Martin is the closest New Zealand have to a strike bowler now that Shane Bond is no longer in the frame. His second wicket came when Owais Shah played a loose push outside off stump and he compounded the Lions' problems by claiming Matt Prior. It wasn't a great shot from Prior, who has been in sterling form for Sussex, as he almost guided the ball into the hands of How at gully.
Breaking up Martin's impressive trio, Southee removed Ravi Bopara, who dragged the ball into his stumps as he tried to leave. Southee has had a few back problems in the early stages of this tour and appeared slightly laboured during his two spells in the morning session. Brendon McCullum, standing in as captain for Vettori, didn't over bowl him but he looked a little short of Test readiness.
Carberry is known as a dashing opening batsman so his 41-ball 137 was one of the more dour innings he has played. It took him 65 balls to reach double figures, a cover drive in Patel's first over, and he couldn't break the shackles at any point. Frustration could have played a part in a limp dismissal when he chipped O'Brien to mid-on. Judged on this performance, it's no surprise that England's Test top order appears bullet proof.

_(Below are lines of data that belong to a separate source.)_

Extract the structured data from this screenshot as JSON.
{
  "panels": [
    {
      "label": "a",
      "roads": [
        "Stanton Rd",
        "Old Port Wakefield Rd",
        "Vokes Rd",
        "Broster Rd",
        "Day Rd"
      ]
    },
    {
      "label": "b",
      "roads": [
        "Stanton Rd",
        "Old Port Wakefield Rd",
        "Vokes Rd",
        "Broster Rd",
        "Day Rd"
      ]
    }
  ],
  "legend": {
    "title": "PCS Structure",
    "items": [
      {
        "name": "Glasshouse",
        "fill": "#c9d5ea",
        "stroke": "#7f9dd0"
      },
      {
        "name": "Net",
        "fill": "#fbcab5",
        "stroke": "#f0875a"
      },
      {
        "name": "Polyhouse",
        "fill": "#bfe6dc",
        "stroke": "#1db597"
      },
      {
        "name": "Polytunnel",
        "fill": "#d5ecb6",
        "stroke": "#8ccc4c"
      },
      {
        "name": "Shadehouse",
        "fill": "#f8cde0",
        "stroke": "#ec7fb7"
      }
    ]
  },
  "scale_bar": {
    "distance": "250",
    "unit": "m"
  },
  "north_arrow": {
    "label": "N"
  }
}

It fell to two of the allrounders, Wright and Adil Rashid, to begin the recovery process. Wright reined in his ultra-aggressive instincts at the outset although still managed to score more freely than his top-order colleagues. Rashid, whose batting is talked up almost as much as his bowling, was lucky to escape an lbw appeal on 0 but played with a straight bat as they added 81 for the seventh wicket. Oram broke through when Rashid drove low to extra cover and he soon added Graeme Swann with a dubious lbw and Chris Tremlett via a prod to the wicketkeeper. Wright, though, held firm and will have earned an extra tick in the selectors' notebook.